Tanto en los agrupados en «Anhelar» y en «Habitar», como en la performance de Marina Abramovic, la autora está presente de una forma u otra. El «movimiento hacia el descubrimiento» que menciona Gornick se manifiesta en estos ensayos de manera desigual: a veces elocuente e inspirado, otras anodino extenuante, ensimismado, reiterativo. A ratos, endeble en el esfuerzo argumentativo: por ejemplo, nos dice que una cosa es el enamoramiento y otra el matrimonio (que «no consiste en meses de fantasía, sino en años de limpiar la nevera»), que la fotografía es un artificio, que la vida no es nunca lo que uno proyecta («Entregamos los guiones que hemos escrito para nosotros mismos y obtenemos a cambio nuestra vida real»), que «la familia consiste en seguir al pie del cañón», que somos (también) lo que anhelamos o que no podemos reprimir nuestra necesidad de «glorificar, inmortalizar, preservar».
Se puede entender esta inocencia y búsqueda del asombro en lo cotidiano («me gusta descubrir la belleza allí donde otros veían fealdad»), en cualquier caso, como un antídoto contra el escepticismo que, en exceso, es paralizante. Esta es una postura que reconoce en la obra de una fotógrafa estadounidense que durante veinticinco años documenta a una familia mexicana del otro lado de la frontera (Máxima exposición), consiguiendo así evocar «la infinita capacidad de la vida cotidiana para albergar a la vez el tedio y el deslumbramiento, la monotonía y súbitos destellos de asombro».
Las dudas del oficio
En la sección «Observar», reflexiona sobre el espacio del ‘yo’ y el «sentimiento de culpa» de escribir sobre otros («el peso del testimonio sin la mácula del arte» de Sontag), a partir de un clásico de la crónica periodística como Algodoneros: Tres familias de arrendatario (Capitán Swing, 2014), el encargo inédito de Fortune a James Agee, o su versión expandida, la memorable Elogiemos ahora a hombres famosos (Seix Barral, 1993), con algunas incursiones en otro título ineludible, Cómo vive la otra mitad de Jacob Riis (Alba, 2004).

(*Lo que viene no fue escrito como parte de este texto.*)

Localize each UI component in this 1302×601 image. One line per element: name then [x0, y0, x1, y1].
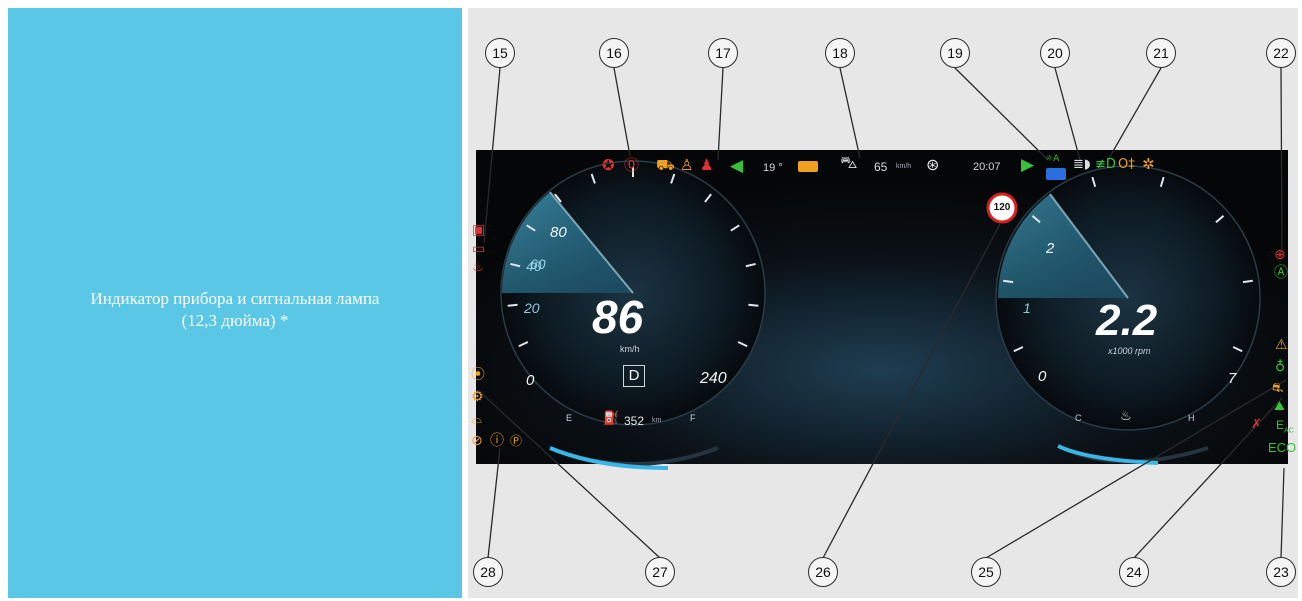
door-open-icon: ✗ [1251, 417, 1262, 432]
rpm-unit: x1000 rpm [1108, 346, 1151, 356]
fuel-range: 352 [624, 414, 645, 428]
rpm-value: 2.2 [1096, 296, 1158, 345]
callout-17: 17 [708, 38, 738, 68]
rpm-dial-tick [1003, 279, 1014, 284]
esp-off-icon: ⛐ [1272, 381, 1284, 396]
callout-21: 21 [1146, 38, 1176, 68]
road-ice-icon [798, 161, 818, 172]
battery-charge-icon: ▭ [472, 241, 486, 257]
energy-flow-icon: EAC [1276, 418, 1294, 435]
speed-unit: km/h [620, 344, 640, 354]
steering-assist-icon: ⌓ [471, 411, 483, 427]
fuel-full-label: F [690, 413, 696, 423]
airbag-warning-icon: ✪ [602, 156, 615, 174]
speed-value: 86 [592, 291, 644, 343]
seatbelt-passenger-icon: ♟ [700, 156, 714, 174]
parking-brake-icon: ⊘ [471, 433, 483, 449]
outside-temperature: 19 ° [763, 162, 783, 174]
rpm-tick-2: 2 [1046, 240, 1055, 257]
rpm-tick-1: 1 [1023, 300, 1031, 316]
callout-28: 28 [473, 557, 503, 587]
speed-tick-80: 80 [550, 224, 567, 241]
headlight-level-icon: ≣◗ [1073, 157, 1091, 172]
turn-signal-right-icon: ▶ [1021, 155, 1035, 175]
callout-22: 22 [1266, 38, 1296, 68]
high-beam-icon [1046, 168, 1066, 180]
callout-16: 16 [599, 38, 629, 68]
speed-tick-60: 60 [530, 256, 546, 272]
clock: 20:07 [973, 161, 1001, 173]
auto-light-icon: ☼A [1045, 154, 1060, 164]
seatbelt-icon: ♙ [680, 156, 694, 174]
engine-check-icon: ⚙ [471, 389, 484, 405]
rpm-tick-0: 0 [1038, 368, 1047, 385]
brake-warning-icon: ⓪ [624, 156, 640, 174]
auto-hold-warning-icon: ⊕ [1274, 247, 1286, 263]
fuel-range-unit: km [652, 417, 662, 424]
gear-indicator: D [623, 365, 645, 387]
oil-pressure-icon: ♨ [472, 260, 484, 275]
speed-dial-tick [748, 303, 759, 307]
callout-15: 15 [485, 38, 515, 68]
speed-tick-240: 240 [700, 370, 727, 387]
callout-27: 27 [645, 557, 675, 587]
speed-limit-value: 120 [993, 202, 1011, 213]
lane-assist-icon: ⛟ [656, 156, 675, 174]
temp-cold-label: C [1075, 413, 1082, 423]
cluster-figure: 15 16 17 18 19 20 21 22 23 24 25 26 27 2… [468, 8, 1298, 598]
callout-20: 20 [1040, 38, 1070, 68]
rear-fog-icon: O‡ [1118, 157, 1135, 172]
fuel-empty-label: E [566, 413, 573, 423]
cruise-unit: km/h [896, 163, 912, 170]
callout-25: 25 [971, 557, 1001, 587]
rpm-dial-tick [1242, 279, 1253, 284]
auto-hold-icon: Ⓐ [1274, 265, 1288, 281]
caption-line-2: (12,3 дюйма) * [181, 311, 289, 330]
turn-signal-left-icon: ◀ [730, 156, 744, 176]
adaptive-cruise-icon: ⛍ [840, 153, 858, 173]
eco-mode-label: ECO [1268, 440, 1297, 455]
caption-line-1: Индикатор прибора и сигнальная лампа [90, 289, 380, 308]
speed-tick-0: 0 [526, 372, 535, 389]
caption-text: Индикатор прибора и сигнальная лампа (12… [8, 288, 462, 332]
hill-descent-icon: ⛰ [1274, 399, 1285, 414]
tire-pressure-icon: ⦿ [471, 367, 485, 383]
caption-panel: Индикатор прибора и сигнальная лампа (12… [8, 8, 462, 598]
cruise-speed: 65 [874, 160, 888, 174]
temp-hot-label: H [1188, 413, 1195, 423]
callout-26: 26 [808, 557, 838, 587]
coolant-temp-icon: ♨ [1120, 409, 1132, 424]
speed-dial-tick [507, 303, 518, 307]
callout-24: 24 [1119, 557, 1149, 587]
battery-icon: ▣ [472, 222, 486, 238]
steering-wheel-icon: ⊛ [926, 155, 940, 174]
callout-23: 23 [1266, 557, 1296, 587]
brake-fault-icon: ⓘ [490, 433, 504, 449]
eco-drive-icon: ♁ [1275, 359, 1286, 375]
abs-icon: Ⓟ [510, 434, 523, 448]
front-fog-icon: ≢D [1095, 157, 1116, 172]
speed-tick-20: 20 [524, 300, 540, 316]
callout-19: 19 [940, 38, 970, 68]
position-light-icon: ✲ [1142, 155, 1155, 173]
rpm-tick-7-label: 7 [1228, 370, 1237, 387]
fuel-pump-icon: ⛽ [603, 411, 620, 426]
callout-18: 18 [825, 38, 855, 68]
master-warning-icon: ⚠ [1275, 337, 1288, 353]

Al dejar de lado su propia biografía y centrarse en las dudas inherentes al oficio (¿cuánta verdad puedo abarcar de la realidad del otro? ¿De qué sirve escribir? ¿Cómo afronto los límites del lenguaje? ¿Cuánto modifica mi presencia aquello que estoy observando?), Jamison nos guía hacia un descubrimiento profundo y auténtico. De Agee, Jamison resalta su rechazo al realismo, sustituido por la confesión de «toda mediación, toda falsificación, todo artificio y subjetividad, el ineludible contagio de quien documenta los hechos». En esencia, todo periodismo parte de un «fracaso moral» y del «dilema de la impotencia». Por mucho que intente no hacer ruido, «el yo documental rara vez documenta sin hacer daño».

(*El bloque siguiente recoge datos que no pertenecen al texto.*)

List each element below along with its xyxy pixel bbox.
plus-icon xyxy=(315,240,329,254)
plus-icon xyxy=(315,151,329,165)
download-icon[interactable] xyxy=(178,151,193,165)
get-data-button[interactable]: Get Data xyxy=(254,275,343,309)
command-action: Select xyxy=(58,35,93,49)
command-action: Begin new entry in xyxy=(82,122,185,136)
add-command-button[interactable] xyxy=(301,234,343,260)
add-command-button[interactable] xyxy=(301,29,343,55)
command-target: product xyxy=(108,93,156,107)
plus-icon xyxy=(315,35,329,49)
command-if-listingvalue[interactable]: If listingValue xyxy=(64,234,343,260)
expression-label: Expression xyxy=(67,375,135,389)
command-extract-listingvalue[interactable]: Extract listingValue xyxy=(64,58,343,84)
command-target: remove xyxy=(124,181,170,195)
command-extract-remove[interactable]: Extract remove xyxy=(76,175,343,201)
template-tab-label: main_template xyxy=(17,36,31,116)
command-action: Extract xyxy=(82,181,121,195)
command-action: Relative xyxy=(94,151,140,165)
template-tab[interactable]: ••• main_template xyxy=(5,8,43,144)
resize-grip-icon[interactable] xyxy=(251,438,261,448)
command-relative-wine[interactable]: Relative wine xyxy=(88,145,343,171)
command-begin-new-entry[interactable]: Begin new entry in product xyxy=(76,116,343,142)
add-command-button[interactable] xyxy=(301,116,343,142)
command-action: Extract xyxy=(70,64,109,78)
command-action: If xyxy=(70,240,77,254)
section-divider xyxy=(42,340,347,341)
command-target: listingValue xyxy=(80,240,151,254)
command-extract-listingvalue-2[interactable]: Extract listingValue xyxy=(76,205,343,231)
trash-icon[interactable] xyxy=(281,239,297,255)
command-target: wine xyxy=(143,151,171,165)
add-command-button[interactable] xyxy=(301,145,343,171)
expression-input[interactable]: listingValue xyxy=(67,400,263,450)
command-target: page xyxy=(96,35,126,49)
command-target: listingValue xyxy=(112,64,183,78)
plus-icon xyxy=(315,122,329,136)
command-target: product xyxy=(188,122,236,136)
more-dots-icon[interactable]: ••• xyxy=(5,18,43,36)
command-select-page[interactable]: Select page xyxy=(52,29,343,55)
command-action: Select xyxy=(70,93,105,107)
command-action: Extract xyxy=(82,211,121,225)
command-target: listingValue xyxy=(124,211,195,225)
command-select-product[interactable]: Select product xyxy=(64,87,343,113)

En la información promocional de Leslie Jamison se la nombra algo así como el relevo de Joan Didion o Susan Sontag. Aunque la comparación con estas escritoras tal vez sea exagerada, Jamison las tiene presentes, especialmente a Didion, quien reconoció en la introducción de Slouching Towards Bethlehem (1968): «Dado que no soy ni un ojo de cámara ni me gusta escribir sobre cosas que no me interesan, todo lo que escribo refleja, a veces de forma gratuita, cómo me siento. Los escritores siempre están traicionando a alguien».